Clinical Implications
The most important finding in this study is that 3-T MRI–determined (O)CLs are more common than previously reported. The study should raise awareness among clinicians of the prevalence of concomitant (O)CLs in athletes with an acute ligamentous ankle injury. In clinical practice, early diagnosis and appropriate management of ligamentous injuries (eg, unstable syndesmosis injury) using physical examination or ultrasound should be paramount.2,4 If physical rehabilitation for an athlete fails despite adequate treatment, referral for MRI to rule out (O)CLs should be considered. When an (O)CL is present, MRI may provide valuable information on size, location, and grading of the (O)CL and can be used to guide treatment. 19 Future large prospective cohort studies should aim to identify clinical predictors (eg, age, history of ipsilateral ankle sprain, and stress instability) associated with the presence of (O)CLs.
Conclusion
In athletes undergoing 3-T MRI for an acute ligamentous ankle injury, the prevalence of (O)CLs is 14%. The majority of these injuries were cartilage lesions.
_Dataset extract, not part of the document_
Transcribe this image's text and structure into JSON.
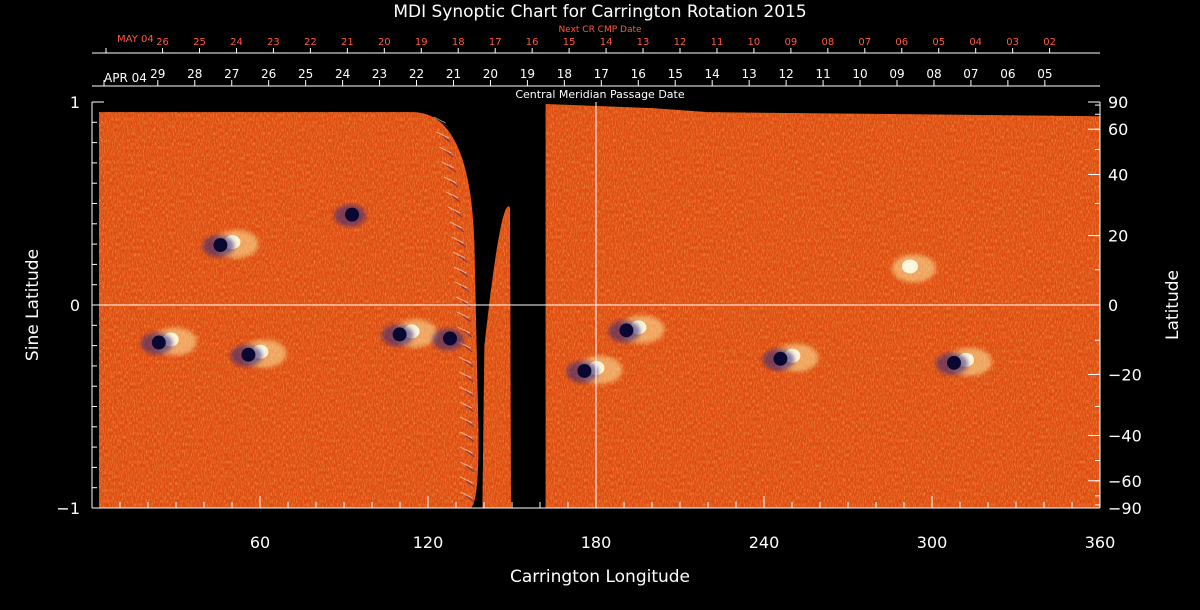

The findings of this study suggest that (O)CLs are more prevalent in athletes with an acute ligamentous ankle injury than reported previously in studies utilizing 1.5-T MRI.
Supplemental Material
sj-pdf-1-ajs-10.1177_03635465251344187 – Supplemental material for The Prevalence, Size, and Anatomic Location of Cartilage and Osteochondral Lesions in Athletes With an Acute Ligamentous Ankle Injury
Supplemental material, sj-pdf-1-ajs-10.1177_03635465251344187 for The Prevalence, Size, and Anatomic Location of Cartilage and Osteochondral Lesions in Athletes With an Acute Ligamentous Ankle Injury by Thomas P.A. Baltes, Feriel Dalansi, Maryam R. Al-Naimi, Marcelo Bordalo, Louis Holtzhausen, Rod Whiteley, Marco Cardinale, Pieter D’Hooghe, Gino M.M.J. Kerkhoffs and Johannes L. Tol in The American Journal of Sports Medicine
Footnotes
Acknowledgements
The authors thank their colleagues at the Aspetar Orthopaedic and Sports Medicine Hospital and the National Sports Medicine Programme for their contribution.
Submitted November 17, 2024; accepted April 7, 2025.
One or more of the authors has declared the following potential conflict of interest or source of funding: This study was funded by Aspetar Hospital. In support of this research, the corresponding author received a grant from the Marti-Keuning Eckhardt Foundation. AOSSM checks author disclosures against the Open Payments Database (OPD). AOSSM has not conducted an independent investigation on the OPD and disclaims any liability or responsibility relating thereto.